Summary of the time discretized equations

\begin{eqnarray*} \dot q_{i+1} &=& \dot q_{free} + h W R_{i+1} \\ q_{i+1} &=& q_{i} + h\left[\theta \dot q_{i+1}+(1-\theta) \dot q_{i} \right] \\ \dot y_{i+1} &=& H^{T}\dot q_{i+1} \\ R_{i+1} &=& H \lambda_{i+1}\\ y^{p} &=& y_{i} + \frac{h}{2} \dot y_i\\ If &y^{p}& \leq 0, \ then \ 0 \leq \dot y^{e}_{i+1} \perp \lambda_{i+1} \geq 0 \end{eqnarray*}

This set of equations can be reduced to a "condensed" system in terms of $ \dot y^{e}_{i+1} $ and $ {\lambda_{i+1}} $ :

\begin{eqnarray*} \dot y^{e}_{i+1} &=& H^{T} \dot q_{free} + h H^{T} W H \lambda_{i+1} + e \dot y_{i}\\ y^{p} &=& y_{i} + \frac{h}{2} \dot y_i\\ If &y^{p}& \leq 0, \ then \ 0 \leq \dot y^{e}_{i+1} \perp \lambda_{i+1} \geq 0 \end{eqnarray*}

The Simulation process

As for Event-Driven, we introduce level index sets, with level = 0 for first order systems and level=1 for second order systems (this is related to the relative degrees but we won't get into details about that here).

$ I_0 $ is the set of all the potential UnitaryRelations (UR).
For second order systems:
$ I_1 = \{ ur_\alpha\in I_{0} , y^p_{\alpha} = 0 \} $.
Thus, the LCP is built only for unitary relations that belongs to $ I_level $, level=0 for first order and level=1 for second order systems.

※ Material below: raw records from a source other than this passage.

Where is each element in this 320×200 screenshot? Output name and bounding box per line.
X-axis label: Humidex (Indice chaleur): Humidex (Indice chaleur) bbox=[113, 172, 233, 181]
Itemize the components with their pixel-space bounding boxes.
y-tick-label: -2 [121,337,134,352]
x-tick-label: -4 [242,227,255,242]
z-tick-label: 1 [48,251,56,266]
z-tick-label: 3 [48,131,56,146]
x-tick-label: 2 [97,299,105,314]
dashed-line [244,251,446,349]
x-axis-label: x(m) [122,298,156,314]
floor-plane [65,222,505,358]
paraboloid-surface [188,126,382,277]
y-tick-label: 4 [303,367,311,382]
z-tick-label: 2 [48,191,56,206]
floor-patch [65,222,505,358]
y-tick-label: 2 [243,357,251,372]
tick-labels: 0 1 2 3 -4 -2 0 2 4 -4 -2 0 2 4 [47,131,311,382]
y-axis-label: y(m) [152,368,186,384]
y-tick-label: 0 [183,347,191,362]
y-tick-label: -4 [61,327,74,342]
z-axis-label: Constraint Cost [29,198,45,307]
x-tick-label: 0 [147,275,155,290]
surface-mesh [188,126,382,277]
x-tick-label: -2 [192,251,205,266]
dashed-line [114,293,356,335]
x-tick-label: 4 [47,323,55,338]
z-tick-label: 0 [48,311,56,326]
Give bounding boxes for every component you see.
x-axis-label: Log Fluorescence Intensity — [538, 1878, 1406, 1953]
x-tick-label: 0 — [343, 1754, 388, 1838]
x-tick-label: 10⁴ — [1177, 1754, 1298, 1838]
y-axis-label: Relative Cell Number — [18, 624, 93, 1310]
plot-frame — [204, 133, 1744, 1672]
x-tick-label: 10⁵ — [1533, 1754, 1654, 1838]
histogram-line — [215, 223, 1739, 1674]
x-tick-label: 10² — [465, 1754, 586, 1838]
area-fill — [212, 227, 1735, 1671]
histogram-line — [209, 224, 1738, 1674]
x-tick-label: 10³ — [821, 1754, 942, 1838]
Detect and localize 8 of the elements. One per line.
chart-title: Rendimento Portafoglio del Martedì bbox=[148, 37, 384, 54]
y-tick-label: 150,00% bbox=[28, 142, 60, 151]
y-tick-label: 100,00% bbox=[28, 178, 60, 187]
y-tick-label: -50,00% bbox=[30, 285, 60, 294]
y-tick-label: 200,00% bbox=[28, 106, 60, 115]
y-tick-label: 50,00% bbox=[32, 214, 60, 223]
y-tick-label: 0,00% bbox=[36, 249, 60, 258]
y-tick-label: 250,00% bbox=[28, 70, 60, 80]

Then, the steps of a Moreau's Time-Stepping simulation will be:

Knowing all values at the beginning of the time step $ [t_i,t_{i+1}] $,

  1. compute the free solutions
  2. for $ ur \in I_level $ formalize and solve a LCP
  3. update the state (according to the possibly LCP results)
  4. go to next time step

TimeStepping * s = new TimeStepping(myModel);
TimeDiscretisation * t = new TimeDiscretisation(timeStep,s);

s->initialize();

int k = t->getK(); // Current step 
int N = t->getNSteps(); // Number of time steps

// --- Time loop ---
while(k < N)// for each time step ...
{
// transfer of state i+1 into state i and time incrementation
s->nextStep();
// get current time step
k = t->getK();
// compute xFree, or qFree,vFree
s->computeFreeStep();
// Update the index sets (ie compute prediction yp for Lagrangian Systems)
s->updateIndexSets();
// Formalize and solve a LCP
computeOneStepNSProblem("timeStepping");
// Update state, using last computed values
s->update(level); // 
}

Note that all time-independent operators are computed during simulation initialisation.